Coming into force from 15 October 2023, the change to the EU chemical legislation, REACH, is set to prevent the uncontrolled release of around half a million tonnes of microplastics into the environment.
Once in the environment, microplastics do not biodegrade and cannot be removed. They have been found in animals and humans, who ingest them via food consumption.
The restriction describes microplastics broadly: covering all synthetic polymer particles below 5mm that are organic, insoluble and resist degradation. Products included within this are glitter and cosmetics containing microplastics used for exfoliation (microbeads) and for obtaining a specific texture, fragrance or colour.
From 15 October, the ban will apply immediately to the sale of cosmetics containing microbeads. It is understood that the sale of loose glitters contained within formulas used for on the skin body modifications/enhancements, bath bombs, personal care, hair, make-up and tattoos also fall under the immediate restriction.
The ban will apply after four to 12 years for other cosmetics, depending on the complexity of the product, the need for reformulation and the availability of suitable alternatives.
The regulation specifies a transitional period of 12 years for nail products, until a ban on sale or use comes into force.
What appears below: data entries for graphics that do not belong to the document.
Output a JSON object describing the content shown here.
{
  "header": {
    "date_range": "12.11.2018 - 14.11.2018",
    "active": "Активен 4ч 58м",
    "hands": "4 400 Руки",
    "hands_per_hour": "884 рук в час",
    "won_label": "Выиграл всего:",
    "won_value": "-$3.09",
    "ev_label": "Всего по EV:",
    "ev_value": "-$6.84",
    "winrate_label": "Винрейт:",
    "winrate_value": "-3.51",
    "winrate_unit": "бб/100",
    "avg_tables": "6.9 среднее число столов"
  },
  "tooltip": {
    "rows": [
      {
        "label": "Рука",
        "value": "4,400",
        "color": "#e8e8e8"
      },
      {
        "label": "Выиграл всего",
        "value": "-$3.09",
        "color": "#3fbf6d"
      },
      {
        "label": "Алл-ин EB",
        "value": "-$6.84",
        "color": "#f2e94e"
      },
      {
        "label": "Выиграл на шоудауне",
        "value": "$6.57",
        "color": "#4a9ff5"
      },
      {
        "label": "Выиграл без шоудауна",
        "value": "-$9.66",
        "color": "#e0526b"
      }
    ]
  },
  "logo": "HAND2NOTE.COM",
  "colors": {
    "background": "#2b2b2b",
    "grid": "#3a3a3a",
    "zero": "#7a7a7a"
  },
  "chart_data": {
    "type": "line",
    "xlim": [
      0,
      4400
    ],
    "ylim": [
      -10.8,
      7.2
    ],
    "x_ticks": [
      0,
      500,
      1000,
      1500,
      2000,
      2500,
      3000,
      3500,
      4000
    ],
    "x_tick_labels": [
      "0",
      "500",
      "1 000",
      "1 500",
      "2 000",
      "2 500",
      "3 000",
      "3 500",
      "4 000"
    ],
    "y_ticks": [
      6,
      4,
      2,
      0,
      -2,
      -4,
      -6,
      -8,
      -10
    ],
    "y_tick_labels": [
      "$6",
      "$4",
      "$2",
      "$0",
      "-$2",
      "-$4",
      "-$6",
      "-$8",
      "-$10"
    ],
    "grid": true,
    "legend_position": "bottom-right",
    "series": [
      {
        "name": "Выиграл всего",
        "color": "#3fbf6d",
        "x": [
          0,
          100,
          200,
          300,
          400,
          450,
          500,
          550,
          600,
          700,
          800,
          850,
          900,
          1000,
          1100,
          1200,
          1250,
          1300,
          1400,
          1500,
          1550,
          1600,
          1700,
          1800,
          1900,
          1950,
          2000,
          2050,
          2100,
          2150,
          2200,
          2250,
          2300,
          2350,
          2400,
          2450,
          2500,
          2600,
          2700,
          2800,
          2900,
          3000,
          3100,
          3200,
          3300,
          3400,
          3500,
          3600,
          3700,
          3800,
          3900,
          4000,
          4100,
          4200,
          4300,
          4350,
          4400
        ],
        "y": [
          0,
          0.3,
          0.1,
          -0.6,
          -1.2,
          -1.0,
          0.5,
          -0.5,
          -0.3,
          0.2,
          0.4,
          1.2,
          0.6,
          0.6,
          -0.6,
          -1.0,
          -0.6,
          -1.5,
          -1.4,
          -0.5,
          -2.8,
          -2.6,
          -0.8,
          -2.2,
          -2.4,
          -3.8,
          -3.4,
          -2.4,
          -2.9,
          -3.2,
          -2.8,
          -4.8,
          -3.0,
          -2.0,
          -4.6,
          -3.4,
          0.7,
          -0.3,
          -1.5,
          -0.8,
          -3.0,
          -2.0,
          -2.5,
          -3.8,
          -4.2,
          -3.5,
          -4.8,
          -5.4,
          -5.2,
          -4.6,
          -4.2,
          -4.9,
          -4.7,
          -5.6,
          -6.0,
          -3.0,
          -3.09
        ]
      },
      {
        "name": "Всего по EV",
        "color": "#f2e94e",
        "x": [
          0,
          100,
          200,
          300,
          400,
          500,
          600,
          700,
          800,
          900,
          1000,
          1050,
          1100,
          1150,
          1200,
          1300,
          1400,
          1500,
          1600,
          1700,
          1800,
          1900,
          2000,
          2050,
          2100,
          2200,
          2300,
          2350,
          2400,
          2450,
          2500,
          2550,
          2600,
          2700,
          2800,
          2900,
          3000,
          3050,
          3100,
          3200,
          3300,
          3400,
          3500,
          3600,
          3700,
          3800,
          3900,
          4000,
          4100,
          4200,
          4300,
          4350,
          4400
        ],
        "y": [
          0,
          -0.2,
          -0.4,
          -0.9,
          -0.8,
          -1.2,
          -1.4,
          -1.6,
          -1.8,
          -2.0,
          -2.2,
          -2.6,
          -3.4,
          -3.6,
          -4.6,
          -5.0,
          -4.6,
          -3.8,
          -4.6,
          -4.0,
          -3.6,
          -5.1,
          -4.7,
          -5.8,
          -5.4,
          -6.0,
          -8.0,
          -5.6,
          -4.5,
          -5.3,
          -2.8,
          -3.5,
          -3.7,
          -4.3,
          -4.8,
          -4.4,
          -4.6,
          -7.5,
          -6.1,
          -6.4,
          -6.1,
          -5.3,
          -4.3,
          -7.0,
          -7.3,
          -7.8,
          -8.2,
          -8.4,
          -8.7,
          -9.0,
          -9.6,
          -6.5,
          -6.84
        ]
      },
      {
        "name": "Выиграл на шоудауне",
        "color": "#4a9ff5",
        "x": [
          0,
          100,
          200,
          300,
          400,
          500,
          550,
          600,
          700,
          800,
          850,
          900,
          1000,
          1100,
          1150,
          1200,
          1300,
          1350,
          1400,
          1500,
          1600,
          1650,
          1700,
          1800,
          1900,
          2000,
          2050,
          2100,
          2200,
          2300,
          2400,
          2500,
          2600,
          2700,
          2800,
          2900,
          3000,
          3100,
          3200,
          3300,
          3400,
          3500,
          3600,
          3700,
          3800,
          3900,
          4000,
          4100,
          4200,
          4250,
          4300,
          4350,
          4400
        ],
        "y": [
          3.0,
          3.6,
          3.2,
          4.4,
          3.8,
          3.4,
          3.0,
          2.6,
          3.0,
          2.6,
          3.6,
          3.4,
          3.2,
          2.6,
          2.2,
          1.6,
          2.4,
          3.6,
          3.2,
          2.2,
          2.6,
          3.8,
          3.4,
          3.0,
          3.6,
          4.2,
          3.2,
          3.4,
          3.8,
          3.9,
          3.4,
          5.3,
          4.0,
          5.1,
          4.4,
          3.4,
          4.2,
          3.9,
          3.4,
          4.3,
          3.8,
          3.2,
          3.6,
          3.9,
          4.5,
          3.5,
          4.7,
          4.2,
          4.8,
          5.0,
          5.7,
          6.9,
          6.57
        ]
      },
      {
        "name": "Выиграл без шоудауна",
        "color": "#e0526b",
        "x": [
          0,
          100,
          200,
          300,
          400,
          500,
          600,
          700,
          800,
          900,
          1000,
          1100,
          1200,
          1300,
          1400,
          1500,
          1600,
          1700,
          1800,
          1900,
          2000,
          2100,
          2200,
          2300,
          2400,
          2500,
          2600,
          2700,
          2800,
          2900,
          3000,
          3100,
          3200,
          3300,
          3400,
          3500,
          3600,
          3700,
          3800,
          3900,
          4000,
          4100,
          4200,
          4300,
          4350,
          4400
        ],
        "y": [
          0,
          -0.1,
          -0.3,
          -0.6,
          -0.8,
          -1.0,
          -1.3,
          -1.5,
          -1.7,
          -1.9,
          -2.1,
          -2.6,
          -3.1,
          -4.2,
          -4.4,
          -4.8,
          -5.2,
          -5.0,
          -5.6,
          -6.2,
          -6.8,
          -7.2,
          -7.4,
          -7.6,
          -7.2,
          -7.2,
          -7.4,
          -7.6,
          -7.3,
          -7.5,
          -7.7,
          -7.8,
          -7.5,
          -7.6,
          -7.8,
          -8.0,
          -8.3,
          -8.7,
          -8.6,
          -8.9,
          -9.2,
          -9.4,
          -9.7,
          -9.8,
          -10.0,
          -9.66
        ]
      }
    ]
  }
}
This is because products used at ‘industrial sites’, like nail salons, and which contain microplastics but do not release them or their release can be minimised, are not included in the restriction. Cosmetic glitters used within nail services, such as glitter added into solid mixtures or encapsulated within product, prevent the release of loose glitter particles.
Nail Knowledge notes best practices for nail pros to minimise microplastics emissions:
- “Always firmly pat and press glitter into place using a brush.
- “Do not submerge fingers into jars/pots.
- “Do not use a large duster brush to apply glitter.
- “Top coat must be used to encase the glitter finish and any loose glitter used.
- “Should any loose glitter remain on the nail after application, make sure all traces are removed before hands are washed.
- “At the end of the day, those working with glitter should thoroughly shake off their clothes before washing.
- “All generated microplastic waste should be swept/vacuumed, put into an appropriate waste container, and be collected by an authorised waste collection service. Never put waste down a sink or toilet.
- “Nail technicians can mix glitter into a clear gel/varnish/acrylic to almost negate any uncontrolled emissions.”
Nail and beauty brands are also increasingly offering natural and plant-derived alternatives to plastic-based glitter.